An intruder who gains control of a substation computer can modify the computer code or insert a new program. The new software can be programmed to quietly gather data (possibly including the log-on passwords of legitimate users) and send the data to the intruder at a later time.
It can be programmed to operate power system devices at some future time or upon the recognition of a future event. It can set up a mechanism (sometimes called a ‘‘backdoor’’) that will allow the intruder to easily gain access at a future time.
For example, if the goal of the intrusion was to gain unauthorized access to utility data, the fact that another party is reading confidential data may never be noticed. Even when the intrusion does result in damage (e.g., intentionally opening a circuit breaker on a critical circuit), it may not be at all obvious that the false operation was due to a security breach rather than some other failure (e.g., a voltage transient, a relay failure, or a software bug).

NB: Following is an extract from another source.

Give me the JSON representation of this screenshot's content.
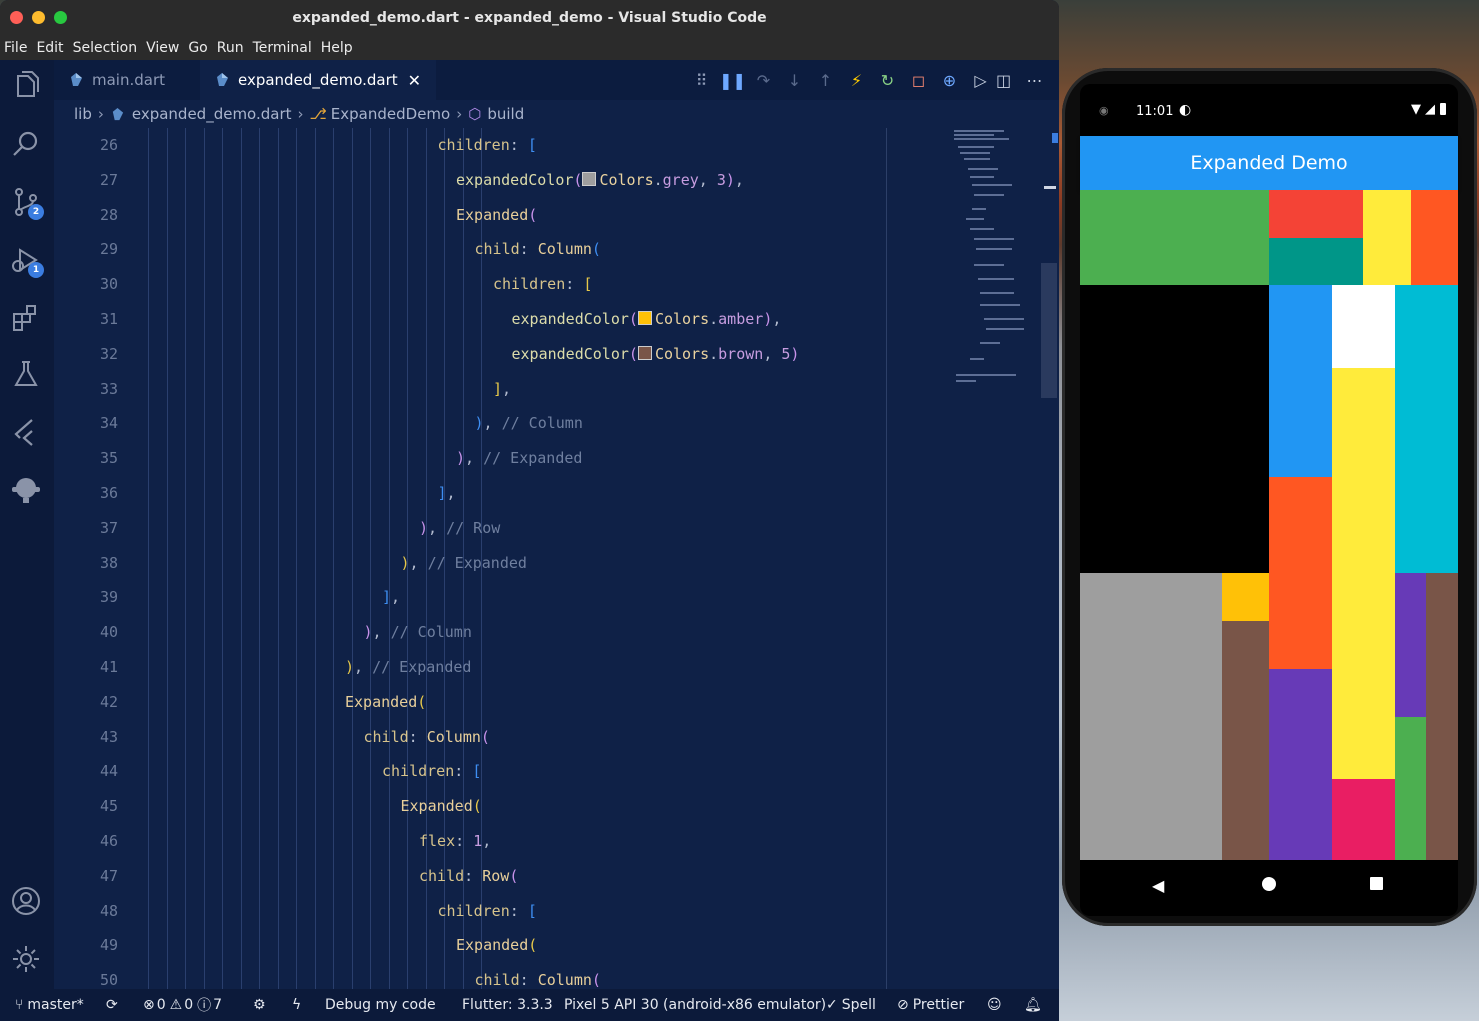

For these reasons, it is important to strive to detect intrusions when they occur. To this end, a number of IT security system manufacturers have developed intrusion detection systems (IDS).
These systems are designed to recognize intrusions based on a variety of factors, including primarily:
- Communications attempted from unauthorized or unusual addresses and
- An unusual pattern of activity.
They generate logs of suspicious events. The owners of the systems then have to inspect the logs manually and determine which represent true intrusions and which are false alarms.
“Unfortunately, there is no easy definition of what kinds of activity should be classified as unusual and investigated further.”
To make the situation more difficult, hackers have learned to disguise their network probes so they do not arouse suspicion.
In addition, it should be recognized that there is as much a danger of having too many events flagged as suspicious as having too few.
Users will soon learn to ignore the output of an IDS that announces too many spurious events.
(There are outside organizations however that offer the service of studying the output of IDSs and reporting the results to the owner. They will also help the system owner to tune the parameters of the IDS and to incorporate stronger protective features in the network to be safeguarded.)
Making matters more difficult, most IDSs have been developed for corporate networks with publicly accessible internet services. More research is necessary to investigate what would constitute unusual activity in a SCADA=SA environment.
In general, SA and other control systems do not have logging functions to identify who is attempting to obtain access to these systems. Efforts are underway in the commercial arena and with the National Laboratories to develop intrusion detection capabilities for control systems.
In summary, the art of detecting intrusions into substation control and diagnostic systems is still in its infancy. Until dependable automatic tools are developed, system owners will have to place their major efforts in two areas:
- Preventing intrusions from occurring, and
- Recovering from them when they occur.